The rise of antibiotic resistant bacteria due to overuse and misuse of antibiotics in medicine and dentistry is a growing concern. New approaches are needed to combat antibiotic resistant (AR) bacterial infections. There are a number of methods available and in development to address AR infections. Dentists conventionally use chemicals such as chlorohexidine and calcium hydroxide to kill oral bacteria, with many groups recently developing more biocompatible antimicrobial peptides (AMPs) for use in the oral cavity. AMPs are promising candidates in the treatment of (oral) infections. Also known as host defense peptides, AMPs have been isolated from animals across all kingdoms of life and play an integral role in the innate immunity of both prokaryotic and eukaryotic organisms by responding to pathogens. Despite progress over the last four decades, there are only a few AMPs approved for clinical use. This review summarizes an Introduction to Oral Microbiome and Oral Infections, Traditional Antibiotics and Alternatives & Antimicrobial Peptides. There is a focus on cationic AMP characteristics and mechanisms of actions, and an overview of animal-derived natural and synthetic AMPs, as well as observed microbial resistance.

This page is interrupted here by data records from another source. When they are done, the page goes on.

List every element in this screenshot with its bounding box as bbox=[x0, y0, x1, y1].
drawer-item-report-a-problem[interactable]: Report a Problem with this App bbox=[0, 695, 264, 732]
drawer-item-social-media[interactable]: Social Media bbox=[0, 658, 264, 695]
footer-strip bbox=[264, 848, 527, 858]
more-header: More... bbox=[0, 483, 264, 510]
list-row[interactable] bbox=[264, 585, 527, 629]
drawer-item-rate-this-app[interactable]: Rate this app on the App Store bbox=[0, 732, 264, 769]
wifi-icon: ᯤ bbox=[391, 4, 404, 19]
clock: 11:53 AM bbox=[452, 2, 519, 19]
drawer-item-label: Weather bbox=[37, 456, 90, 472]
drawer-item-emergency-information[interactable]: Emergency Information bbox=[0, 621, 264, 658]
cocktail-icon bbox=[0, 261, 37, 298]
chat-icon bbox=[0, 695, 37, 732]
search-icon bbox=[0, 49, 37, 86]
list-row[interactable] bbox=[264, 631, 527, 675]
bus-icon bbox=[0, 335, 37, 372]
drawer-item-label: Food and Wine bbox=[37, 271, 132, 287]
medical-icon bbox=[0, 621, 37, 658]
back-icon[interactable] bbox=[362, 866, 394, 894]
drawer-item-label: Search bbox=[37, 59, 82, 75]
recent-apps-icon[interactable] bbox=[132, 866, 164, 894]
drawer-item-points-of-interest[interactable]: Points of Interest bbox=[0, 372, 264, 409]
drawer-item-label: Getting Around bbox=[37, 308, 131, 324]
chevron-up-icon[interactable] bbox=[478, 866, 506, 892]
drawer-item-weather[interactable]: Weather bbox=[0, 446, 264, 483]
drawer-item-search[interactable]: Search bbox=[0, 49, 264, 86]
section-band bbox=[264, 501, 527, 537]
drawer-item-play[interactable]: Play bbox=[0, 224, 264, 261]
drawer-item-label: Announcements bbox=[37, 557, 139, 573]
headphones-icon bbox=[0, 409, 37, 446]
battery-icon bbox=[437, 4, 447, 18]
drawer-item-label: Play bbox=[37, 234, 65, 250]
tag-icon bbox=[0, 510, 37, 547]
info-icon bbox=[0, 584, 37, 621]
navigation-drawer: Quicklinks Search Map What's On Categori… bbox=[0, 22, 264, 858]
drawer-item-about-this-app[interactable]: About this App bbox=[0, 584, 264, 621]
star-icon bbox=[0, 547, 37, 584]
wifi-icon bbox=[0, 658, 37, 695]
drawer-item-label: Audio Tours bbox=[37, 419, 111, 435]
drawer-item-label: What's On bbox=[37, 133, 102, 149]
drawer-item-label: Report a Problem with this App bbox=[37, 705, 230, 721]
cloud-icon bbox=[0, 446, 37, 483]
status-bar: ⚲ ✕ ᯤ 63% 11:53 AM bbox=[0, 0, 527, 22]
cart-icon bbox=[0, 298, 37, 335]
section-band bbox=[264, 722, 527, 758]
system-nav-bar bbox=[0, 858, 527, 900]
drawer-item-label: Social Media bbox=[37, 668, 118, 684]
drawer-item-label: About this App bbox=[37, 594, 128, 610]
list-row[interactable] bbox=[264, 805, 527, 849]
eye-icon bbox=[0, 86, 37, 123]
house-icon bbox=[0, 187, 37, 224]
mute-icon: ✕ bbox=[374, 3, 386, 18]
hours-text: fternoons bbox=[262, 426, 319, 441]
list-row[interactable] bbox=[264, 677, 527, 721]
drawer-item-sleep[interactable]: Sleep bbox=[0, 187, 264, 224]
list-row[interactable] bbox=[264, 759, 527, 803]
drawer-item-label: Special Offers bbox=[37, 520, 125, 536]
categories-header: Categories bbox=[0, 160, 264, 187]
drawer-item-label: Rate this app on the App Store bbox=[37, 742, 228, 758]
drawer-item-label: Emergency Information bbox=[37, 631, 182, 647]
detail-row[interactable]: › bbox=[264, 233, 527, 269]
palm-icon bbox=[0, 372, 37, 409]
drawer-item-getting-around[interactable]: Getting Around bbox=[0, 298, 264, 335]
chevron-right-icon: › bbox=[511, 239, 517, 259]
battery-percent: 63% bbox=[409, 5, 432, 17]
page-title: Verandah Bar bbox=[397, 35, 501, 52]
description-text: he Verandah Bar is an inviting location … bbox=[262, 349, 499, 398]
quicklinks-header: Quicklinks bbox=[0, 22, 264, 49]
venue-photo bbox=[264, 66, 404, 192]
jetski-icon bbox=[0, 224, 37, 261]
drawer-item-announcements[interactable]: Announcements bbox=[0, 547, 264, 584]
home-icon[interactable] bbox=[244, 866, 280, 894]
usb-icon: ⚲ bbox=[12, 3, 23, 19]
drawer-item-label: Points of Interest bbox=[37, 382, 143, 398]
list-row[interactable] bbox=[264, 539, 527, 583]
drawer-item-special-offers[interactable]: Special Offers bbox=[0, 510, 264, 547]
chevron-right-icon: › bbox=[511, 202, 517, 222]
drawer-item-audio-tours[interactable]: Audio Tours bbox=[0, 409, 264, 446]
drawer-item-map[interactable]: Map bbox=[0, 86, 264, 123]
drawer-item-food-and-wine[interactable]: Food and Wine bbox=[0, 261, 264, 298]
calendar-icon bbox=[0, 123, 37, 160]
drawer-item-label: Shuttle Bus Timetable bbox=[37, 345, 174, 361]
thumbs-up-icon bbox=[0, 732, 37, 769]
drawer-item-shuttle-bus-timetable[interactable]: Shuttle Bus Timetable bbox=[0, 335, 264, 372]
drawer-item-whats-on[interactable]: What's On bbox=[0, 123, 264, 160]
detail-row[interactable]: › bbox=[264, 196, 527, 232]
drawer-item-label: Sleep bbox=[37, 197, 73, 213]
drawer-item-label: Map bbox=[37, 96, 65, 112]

Keywords: AMPs; anti-microbial peptides; antibiotic resistance; microbiome; oral infections.

Figure 1

Progression of biofilm formation in the oral cavity. In the attachment stage (Step 1), planktonic cells begin to adhere to a surface. A monolayer of planktonic cells accumulates on the surface during the adhesion stage (Step 2). During the growth stage (Step 3), sessile cells begin to excrete an exopolysaccharide matrix containing proteins, polysaccharides (carbohydrates) and nucleic acids that surround the cells. The EPS matrix assumes a mushroom cloud shape in the maturation state (Step 4). Finally, planktonic cells are released from the EPS matrix during the detachment stage (Step 5), allowing for dispersal and colonization of new sites. (Created with BioRender, accessed on 1 August 2022).

Figure 2

Localization of bacterial oral pathogenesis. (1) Dental Caries: tooth enamel dissolved by acid produced by specific bacteria (e.g., Mutans streptococci, Lactobacilli). (2) Dental Pulp Infection: necrotic pulp tissues infected by microorganisms causing pulp inflammation and eventual necrosis. (3) Plaque and Calculus: biofilms form on non-shedding surfaces of the teeth; formation leads to caries and periodontal inflammation. (4) Periodontitis: dysbiotic bacterial infections cause inflammation that destroys periodontal ligament and bone. (5) Abscess: periodontal and periapical abscesses are pockets of pus caused by bacterial infection.

Figure 3

Cone beam computed tomography (CBCT) images detect the presence of apical inflammatory lesions. This type of empirical evidence for oral infections is used as a method of deciding treatment course by dentists. (A) CBCT sagittal image shows an apical inflammatory lesion as a darker grey pocket surrounding the apex of tooth. (B) CBCT images show dental caries from sagittal and cross-sectional views. (C) Sagittal CBCT image shows large apical inflammatory lesion between the apices of adjacent teeth. From the author’s collection.

Figure 4

Sources of AMPs from each of the six kingdoms, as of 18 October 2021, and secondary structures of representative AMPs. Data compiled from the Antimicrobial Peptide Database (https://aps.unmc.edu/, accessed on 1 August 2022). Basic residues are shown as orange, dark green represents aromatic residues, light green represents nonpolar residues and proline is shown in yellow. All structures were modeled using UniProt and predicted through either NMR, X-ray, or AlphaFold.

Figure 5

Overview of roles and observed mechanisms of action of antimicrobial peptides (created with BioRender.com, accessed on 1 August 2022). Either direct killing of bacteria and fungi, immunomodulation of host cells or a combination of both mechanisms are observed with AMPs.

Figure 6

Comparison of fungal and bacterial cells (created with BioRender.com, accessed on 1 August 2022). Gram-positive bacteria and fungi contain glycan layers on the extracellular side of the lipid membrane, while a second membrane encapsulates the peptidoglycan layer in Gram-negative bacteria.